TORONTO (Reuters) - The Canadian dollar weakened against its U.S. counterpart on Monday, as domestic data showing softer business sentiment triggered increased bets on a Bank of Canada interest rate cut this year.
Canada’s weak energy sector, a housing slowdown and global trade tensions are weighing on business sentiment, which has turned slightly negative, according to a Bank of Canada quarterly survey.
The weaker survey “strongly suggests the BoC will be on hold through the rest of this year, though the risks are tilted toward a cut, should a negative shock hit,” Benjamin Reitzes, Canadian rates & macro strategist at BMO Capital Markets, said in a note.
Chances of a rate cut by December doubled to about 40% after the data, the overnight index swaps market indicated.
Adding to headwinds for the loonie, the price of oil, one of Canada’s major exports, fell after Russia’s finance minister said Russia and OPEC may decide to boost production to fight for market share with the United States, where output remains at record highs.

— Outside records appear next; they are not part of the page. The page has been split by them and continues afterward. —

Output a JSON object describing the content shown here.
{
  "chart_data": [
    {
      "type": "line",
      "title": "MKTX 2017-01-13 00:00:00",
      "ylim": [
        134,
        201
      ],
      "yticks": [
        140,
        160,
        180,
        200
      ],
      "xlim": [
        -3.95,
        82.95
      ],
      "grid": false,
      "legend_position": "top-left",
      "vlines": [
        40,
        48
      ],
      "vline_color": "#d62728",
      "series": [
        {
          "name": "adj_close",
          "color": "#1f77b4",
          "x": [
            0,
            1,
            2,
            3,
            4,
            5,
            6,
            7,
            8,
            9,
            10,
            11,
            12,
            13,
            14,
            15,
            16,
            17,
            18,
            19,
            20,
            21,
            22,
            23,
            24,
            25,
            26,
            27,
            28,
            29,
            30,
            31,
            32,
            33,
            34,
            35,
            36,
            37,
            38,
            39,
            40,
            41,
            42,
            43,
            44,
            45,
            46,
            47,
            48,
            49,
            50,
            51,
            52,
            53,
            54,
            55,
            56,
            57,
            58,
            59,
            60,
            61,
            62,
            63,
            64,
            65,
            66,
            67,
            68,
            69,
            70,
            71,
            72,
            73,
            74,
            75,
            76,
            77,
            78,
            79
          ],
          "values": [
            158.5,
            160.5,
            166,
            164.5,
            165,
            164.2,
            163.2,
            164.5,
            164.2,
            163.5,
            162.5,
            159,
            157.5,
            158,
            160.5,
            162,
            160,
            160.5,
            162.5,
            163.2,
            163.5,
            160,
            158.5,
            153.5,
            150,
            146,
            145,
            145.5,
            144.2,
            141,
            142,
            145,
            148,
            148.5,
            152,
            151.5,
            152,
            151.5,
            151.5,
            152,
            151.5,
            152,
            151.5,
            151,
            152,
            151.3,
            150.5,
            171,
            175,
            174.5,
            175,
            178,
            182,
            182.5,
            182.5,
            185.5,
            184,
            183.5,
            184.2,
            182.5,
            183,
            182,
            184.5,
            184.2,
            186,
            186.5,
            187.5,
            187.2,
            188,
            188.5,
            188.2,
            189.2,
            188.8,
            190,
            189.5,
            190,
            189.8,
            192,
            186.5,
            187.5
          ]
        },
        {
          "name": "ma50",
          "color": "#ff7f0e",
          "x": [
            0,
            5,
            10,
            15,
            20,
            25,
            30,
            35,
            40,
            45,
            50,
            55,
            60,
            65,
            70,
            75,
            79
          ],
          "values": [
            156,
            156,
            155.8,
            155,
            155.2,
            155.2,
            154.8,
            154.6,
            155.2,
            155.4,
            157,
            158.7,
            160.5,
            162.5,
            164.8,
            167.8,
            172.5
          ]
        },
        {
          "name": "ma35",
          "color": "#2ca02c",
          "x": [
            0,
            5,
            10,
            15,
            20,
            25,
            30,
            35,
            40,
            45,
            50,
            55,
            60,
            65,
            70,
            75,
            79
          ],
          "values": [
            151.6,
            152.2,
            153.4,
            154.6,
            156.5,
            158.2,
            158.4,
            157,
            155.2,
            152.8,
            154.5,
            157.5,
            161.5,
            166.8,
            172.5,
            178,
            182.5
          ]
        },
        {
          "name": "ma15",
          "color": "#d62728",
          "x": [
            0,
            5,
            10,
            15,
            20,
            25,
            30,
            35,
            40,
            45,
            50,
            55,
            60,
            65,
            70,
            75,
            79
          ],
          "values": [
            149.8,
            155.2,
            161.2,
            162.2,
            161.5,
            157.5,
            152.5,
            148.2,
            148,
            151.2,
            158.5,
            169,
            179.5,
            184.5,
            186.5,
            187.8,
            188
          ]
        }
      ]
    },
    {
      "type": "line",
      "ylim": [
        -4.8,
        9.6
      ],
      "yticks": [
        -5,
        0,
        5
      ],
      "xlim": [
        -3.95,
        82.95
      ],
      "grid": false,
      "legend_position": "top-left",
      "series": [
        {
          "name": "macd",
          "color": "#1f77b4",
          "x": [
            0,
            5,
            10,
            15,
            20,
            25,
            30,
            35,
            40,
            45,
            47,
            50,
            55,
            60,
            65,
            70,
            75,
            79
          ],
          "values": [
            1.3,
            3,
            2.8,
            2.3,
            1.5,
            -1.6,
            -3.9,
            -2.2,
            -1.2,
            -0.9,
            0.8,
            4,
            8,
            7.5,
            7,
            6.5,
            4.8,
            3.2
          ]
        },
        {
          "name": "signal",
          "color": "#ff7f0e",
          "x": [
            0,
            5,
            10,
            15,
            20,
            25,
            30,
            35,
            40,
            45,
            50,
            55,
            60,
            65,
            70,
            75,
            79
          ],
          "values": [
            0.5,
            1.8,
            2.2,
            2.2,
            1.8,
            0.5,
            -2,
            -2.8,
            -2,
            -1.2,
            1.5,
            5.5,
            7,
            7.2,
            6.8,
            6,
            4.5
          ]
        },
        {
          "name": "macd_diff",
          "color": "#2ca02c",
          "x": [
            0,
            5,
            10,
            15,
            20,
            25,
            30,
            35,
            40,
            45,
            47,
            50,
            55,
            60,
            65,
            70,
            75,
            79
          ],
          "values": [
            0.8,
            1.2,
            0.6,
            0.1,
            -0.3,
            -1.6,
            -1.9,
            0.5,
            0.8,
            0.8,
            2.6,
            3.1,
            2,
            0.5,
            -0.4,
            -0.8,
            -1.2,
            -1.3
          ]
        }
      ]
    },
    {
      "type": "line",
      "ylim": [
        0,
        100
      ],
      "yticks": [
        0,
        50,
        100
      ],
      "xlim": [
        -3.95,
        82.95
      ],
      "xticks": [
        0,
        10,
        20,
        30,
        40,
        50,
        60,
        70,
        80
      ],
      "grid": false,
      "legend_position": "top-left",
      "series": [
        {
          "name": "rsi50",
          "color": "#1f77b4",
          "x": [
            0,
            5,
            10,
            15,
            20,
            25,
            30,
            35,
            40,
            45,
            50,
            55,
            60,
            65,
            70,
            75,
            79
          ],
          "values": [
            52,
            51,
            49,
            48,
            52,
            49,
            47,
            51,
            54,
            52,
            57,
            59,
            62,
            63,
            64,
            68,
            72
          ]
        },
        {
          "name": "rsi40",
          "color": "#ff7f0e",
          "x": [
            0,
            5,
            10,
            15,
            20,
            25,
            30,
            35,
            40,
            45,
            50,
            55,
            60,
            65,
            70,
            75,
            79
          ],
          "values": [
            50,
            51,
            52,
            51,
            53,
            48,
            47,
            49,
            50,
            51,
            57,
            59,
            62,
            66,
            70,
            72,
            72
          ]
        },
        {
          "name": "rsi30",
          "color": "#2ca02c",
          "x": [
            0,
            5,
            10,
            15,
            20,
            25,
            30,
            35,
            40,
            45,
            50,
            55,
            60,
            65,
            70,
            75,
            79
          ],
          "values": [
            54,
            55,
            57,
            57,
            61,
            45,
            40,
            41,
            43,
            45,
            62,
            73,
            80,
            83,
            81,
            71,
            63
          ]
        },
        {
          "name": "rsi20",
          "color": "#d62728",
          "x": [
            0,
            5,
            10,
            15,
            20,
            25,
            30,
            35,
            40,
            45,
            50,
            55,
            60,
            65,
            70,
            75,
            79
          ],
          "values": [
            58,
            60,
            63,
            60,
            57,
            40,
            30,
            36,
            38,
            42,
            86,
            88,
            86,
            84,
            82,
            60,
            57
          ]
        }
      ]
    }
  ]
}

U.S. crude oil futures settled 0.8% lower at $63.40 a barrel.
At 3:44 p.m. (1944 GMT), the Canadian dollar was trading 0.4% lower at 1.3372 to the greenback, or 74.78 U.S. cents. The currency, which rose 0.5% last week, traded in a range of 1.3298 to 1.3390.
Canadian home sales rose 0.9% month-over-month in March, edging higher after a sharp drop in the previous month, the Canadian Real Estate Association said on Monday.
Canadian government bond prices were higher across the yield curve, with the two-year up 6.5 Canadian cents to yield 1.603% and the 10-year rising 28 Canadian cents to yield 1.750%.
The gap between Canada’s two-year yield and its U.S. equivalent widened by 2.6 basis points to a spread of 78.6 basis points in favor of the U.S. bond.